La cristallerie d’art telle qu’envisagée par Franck Benito croise divers métiers : bijoutier, sertisseur, façonneur de minéraux, souffleur de verre, bronzier d’art et doreur. Celui qui apprécie de pouvoir, à travers ses créations, imposer de nouveaux modèles intemporels n’hésite pas travailler sur des projets d’envergure : sa pièce maîtresse, un bar à ours serti de diamants, a nécessité plus d’un an d’élaboration ! Pour se développer en France, il tisse actuellement un réseau de chefs d’entreprise artisanale, titulaires, comme lui, du label Entreprises du Patrimoine Vivant. A l’international, il mise sur des catalogues sur-mesure associant des tirages professionnels de ses œuvres, à des photos d’atelier en clair-obscur. Une manière de mettre en scène son travail et sublimer ses créations auprès des intermédiaires commerciaux les plus exigeants. Son ambition : percer sur le marché de la décoration de yachts de luxe, en plein essor aux Émirats Arabes Unis, en Angleterre et en Russie.
Stars & Métiers : l’artisanat français se projette dans l’avenir
Depuis 2007, les Banques Populaires et les Chambres de métiers et de l’artisanat organisent le prix Stars & Métiers pour récompenser le succès et le dynamisme de chefs d’entreprises artisanales, dans tous les secteurs d’activités.
Ils réussissent car ils pratiquent l’innovation technologique, stratégique, managériale et commerciale. En 2014, plus de 2 000 candidats de tous les métiers de l’artisanat et régions de France ont participé aux différentes sélections départementales et régionales. Plus de 80 ont été retenus à l’issue des sélections régionales pour concourir au niveau national.
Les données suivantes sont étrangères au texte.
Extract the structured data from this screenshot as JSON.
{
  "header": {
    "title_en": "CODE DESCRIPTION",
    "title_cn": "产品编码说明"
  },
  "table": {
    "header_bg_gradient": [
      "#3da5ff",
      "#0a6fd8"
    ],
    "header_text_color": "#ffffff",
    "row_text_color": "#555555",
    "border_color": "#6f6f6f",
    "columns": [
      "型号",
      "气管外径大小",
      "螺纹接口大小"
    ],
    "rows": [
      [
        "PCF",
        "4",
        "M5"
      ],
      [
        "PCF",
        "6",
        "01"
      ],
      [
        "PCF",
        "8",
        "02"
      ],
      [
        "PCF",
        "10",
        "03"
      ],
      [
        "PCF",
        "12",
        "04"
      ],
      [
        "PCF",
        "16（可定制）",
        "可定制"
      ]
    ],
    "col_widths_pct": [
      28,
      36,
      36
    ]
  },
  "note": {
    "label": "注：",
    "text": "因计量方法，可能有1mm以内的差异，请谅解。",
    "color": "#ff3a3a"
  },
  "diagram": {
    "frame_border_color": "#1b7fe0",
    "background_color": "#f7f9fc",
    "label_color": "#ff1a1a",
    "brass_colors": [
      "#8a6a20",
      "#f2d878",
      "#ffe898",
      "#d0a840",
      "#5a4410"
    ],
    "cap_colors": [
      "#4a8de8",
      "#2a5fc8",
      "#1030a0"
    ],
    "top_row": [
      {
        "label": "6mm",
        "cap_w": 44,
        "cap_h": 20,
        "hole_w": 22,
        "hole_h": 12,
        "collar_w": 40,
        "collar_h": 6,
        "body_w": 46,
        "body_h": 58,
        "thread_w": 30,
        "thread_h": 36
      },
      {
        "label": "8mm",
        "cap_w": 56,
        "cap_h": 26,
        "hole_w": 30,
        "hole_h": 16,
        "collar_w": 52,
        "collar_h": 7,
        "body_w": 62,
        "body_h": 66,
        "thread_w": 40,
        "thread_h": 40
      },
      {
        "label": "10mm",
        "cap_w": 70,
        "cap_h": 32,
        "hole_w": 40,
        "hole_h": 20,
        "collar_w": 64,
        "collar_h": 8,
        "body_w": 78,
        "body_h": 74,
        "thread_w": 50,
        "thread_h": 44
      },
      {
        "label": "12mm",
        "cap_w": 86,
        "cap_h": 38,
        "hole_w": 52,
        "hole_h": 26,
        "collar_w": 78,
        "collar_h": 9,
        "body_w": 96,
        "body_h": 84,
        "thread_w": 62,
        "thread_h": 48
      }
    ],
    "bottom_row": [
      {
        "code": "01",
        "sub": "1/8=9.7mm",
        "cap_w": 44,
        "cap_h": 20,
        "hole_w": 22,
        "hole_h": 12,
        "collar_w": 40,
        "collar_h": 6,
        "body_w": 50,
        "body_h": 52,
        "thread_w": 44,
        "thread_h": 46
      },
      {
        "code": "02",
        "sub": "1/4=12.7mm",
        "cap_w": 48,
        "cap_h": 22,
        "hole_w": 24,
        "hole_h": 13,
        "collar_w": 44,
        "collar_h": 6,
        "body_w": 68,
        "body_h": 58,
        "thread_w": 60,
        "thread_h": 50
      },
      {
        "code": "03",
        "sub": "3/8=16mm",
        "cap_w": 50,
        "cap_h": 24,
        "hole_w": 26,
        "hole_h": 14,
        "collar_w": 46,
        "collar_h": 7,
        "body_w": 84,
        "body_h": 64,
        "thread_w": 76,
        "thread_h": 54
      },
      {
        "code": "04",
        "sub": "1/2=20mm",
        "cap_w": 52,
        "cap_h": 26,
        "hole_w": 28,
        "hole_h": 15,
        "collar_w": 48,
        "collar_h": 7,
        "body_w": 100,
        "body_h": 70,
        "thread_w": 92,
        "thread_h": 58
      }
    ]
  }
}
Pour cette 8ème édition, le jury national était composé de représentants des Banques Populaires, des Chambres de métiers et de l’artisanat, des SOCAMA, de l’UPA ainsi que d’institutions et organismes professionnels, de journalistes et d’experts investis dans le développement de l’artisanat français. Au terme d’une compétition régionale puis nationale, 8 lauréats ont été désignés dans quatre catégories (innovation technologique, stratégie globale d’innovation, dynamique de gestion des ressources humaines et dynamique commerciale).
Les lauréats nationaux seront mis à l’honneur et recevront leur trophée lors d’une grande soirée qui aura lieu le 2 décembre à la Salle Wagram, à Paris. Elle réunira près de 1 000 participants : organisations professionnelles, institutionnels, apprentis, personnalités politiques et médias.
L’intérêt apporté à ce concours par la presse régionale et nationale garantit aux lauréats une large reconnaissance par le grand public. Par ailleurs, un voyage pour deux personnes récompense les lauréats. Il constitue un temps de découverte interculturelle tout en permettant la création de multiples réseaux professionnels et internationaux.